Increased Penalties for Online Infringement
Last year, the Intellectual Property Office (IPO) produced a report, "Penalties Fair?" which concluded that the maximum penalty for online copyright infringement should be increased to ten years of imprisonment, in order to match the maximum penalty accorded to offline infringement. At present, the offence of online copyright infringement under section 107(2A) and 198(1A) of the Copyright, Design and Patents Act 1988 is punishable by a maximum of two years' imprisonment. By contrast, the maximum custodial sentence for infringement in respect of physical goods is ten years.
On 12 January 2016, the UK government published a consultation in response to the IPO proposal. This included a range of responses from businesses, individuals and the Open Rights Group. 71% of responding businesses supported the increase in the penalty, reinforcing Intellectual Property Minister, Baroness Neville- Rolfe's opinion that "[online copyright infringement] hurts businesses, consumers and the wider economy. Our creative industries are worth more than £7 billion to the UK economy and it is important to protect them from online criminal enterprises". Businesses have the view that the increased penalty will deter criminals from making money from a criminal offence.

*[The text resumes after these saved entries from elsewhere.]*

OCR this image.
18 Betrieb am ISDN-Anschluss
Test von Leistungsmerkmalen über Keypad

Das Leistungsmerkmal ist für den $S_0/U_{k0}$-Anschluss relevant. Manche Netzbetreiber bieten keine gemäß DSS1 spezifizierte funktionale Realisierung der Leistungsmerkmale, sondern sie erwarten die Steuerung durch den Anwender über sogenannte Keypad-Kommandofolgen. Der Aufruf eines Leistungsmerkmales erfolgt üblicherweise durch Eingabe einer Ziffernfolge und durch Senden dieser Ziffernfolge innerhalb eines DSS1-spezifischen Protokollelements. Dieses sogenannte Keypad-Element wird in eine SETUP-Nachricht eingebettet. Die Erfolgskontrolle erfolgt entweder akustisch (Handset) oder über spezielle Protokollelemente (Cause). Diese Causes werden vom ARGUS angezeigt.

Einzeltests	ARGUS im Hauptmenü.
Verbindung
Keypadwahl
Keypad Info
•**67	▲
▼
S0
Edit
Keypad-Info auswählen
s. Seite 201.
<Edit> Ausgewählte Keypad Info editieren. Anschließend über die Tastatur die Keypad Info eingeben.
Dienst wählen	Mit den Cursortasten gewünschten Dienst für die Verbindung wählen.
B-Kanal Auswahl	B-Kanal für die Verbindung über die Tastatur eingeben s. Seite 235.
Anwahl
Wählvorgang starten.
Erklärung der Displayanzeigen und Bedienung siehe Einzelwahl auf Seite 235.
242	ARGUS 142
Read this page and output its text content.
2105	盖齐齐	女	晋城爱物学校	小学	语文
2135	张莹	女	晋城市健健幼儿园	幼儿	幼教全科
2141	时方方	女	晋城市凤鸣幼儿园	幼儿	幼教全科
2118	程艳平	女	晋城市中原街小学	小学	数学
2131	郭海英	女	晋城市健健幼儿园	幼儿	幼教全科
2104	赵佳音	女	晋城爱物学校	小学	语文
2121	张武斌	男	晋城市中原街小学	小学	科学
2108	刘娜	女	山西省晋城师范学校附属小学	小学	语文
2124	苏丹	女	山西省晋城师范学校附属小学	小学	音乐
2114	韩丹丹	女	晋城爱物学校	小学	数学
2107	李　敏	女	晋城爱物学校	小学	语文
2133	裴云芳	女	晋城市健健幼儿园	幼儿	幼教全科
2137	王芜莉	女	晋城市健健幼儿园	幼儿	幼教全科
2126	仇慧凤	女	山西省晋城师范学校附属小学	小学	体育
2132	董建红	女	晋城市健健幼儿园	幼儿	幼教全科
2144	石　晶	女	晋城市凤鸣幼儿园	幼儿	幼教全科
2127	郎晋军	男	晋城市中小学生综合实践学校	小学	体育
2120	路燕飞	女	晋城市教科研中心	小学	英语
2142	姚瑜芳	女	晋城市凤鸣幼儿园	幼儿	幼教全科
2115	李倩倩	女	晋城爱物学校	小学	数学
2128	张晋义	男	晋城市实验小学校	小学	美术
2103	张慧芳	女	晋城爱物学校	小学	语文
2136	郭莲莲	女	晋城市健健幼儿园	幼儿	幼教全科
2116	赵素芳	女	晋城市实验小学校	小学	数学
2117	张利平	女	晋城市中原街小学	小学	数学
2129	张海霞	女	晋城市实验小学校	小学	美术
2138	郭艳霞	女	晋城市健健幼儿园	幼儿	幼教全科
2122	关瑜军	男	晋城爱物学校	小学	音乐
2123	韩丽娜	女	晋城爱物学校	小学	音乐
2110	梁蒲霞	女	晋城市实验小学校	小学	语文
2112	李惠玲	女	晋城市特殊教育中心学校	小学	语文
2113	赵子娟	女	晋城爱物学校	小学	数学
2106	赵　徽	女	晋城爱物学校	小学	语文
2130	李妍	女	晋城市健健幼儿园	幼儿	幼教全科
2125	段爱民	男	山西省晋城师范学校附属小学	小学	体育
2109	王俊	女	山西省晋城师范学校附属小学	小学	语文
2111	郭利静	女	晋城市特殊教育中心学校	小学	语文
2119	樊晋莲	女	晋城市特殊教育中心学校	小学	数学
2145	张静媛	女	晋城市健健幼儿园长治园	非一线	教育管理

In contrast, the Open Rights Group opposed the increase in sentence; they proposed that the way to solve online copyright infringement, such as piracy, would be to offer affordable, flexible ways to consume music and film; not harsher sentencing.
Following the consultation responses, the government has announced that it is “carefully considering the best way forward".
Unjustified threats of IP infringement
Current legal provisions do not adequately provide redress to recipients of unjustified threats of trademark, patent or design right infringement. Since last year, the need to reform the law of unjustified threats has been widely discussed by both the Law Commission and Government. The Government's original proposals and the draft bill can be accessed through our SnIPpets Blog here and here.
On 28 January 2016, things edged one step closer when the Government published its response to the Law Commission's final report. The response was largely positive and the government committed to the reforms to clarify the law of unjustified threats. In summary, the reforms propose to:
- Bring the law for trademarks and designs into line with that for patents by allowing a rights holder to challenge someone who is a primary actor without fear of facing a groundless threats action.
- Provide a clearer framework within which disputing parties and their professional advisers can operate to resolve disputes with a view to avoiding litigation.
- Protect retailers, suppliers and customers against unjustified threats.
- Protect professional advisers from facing personal legal action for making threats when they act for their clients.
- Make necessary changes to threats law so that the protection against unjustified threats can apply to European patents that will come within the jurisdiction of the Unified Patent Court.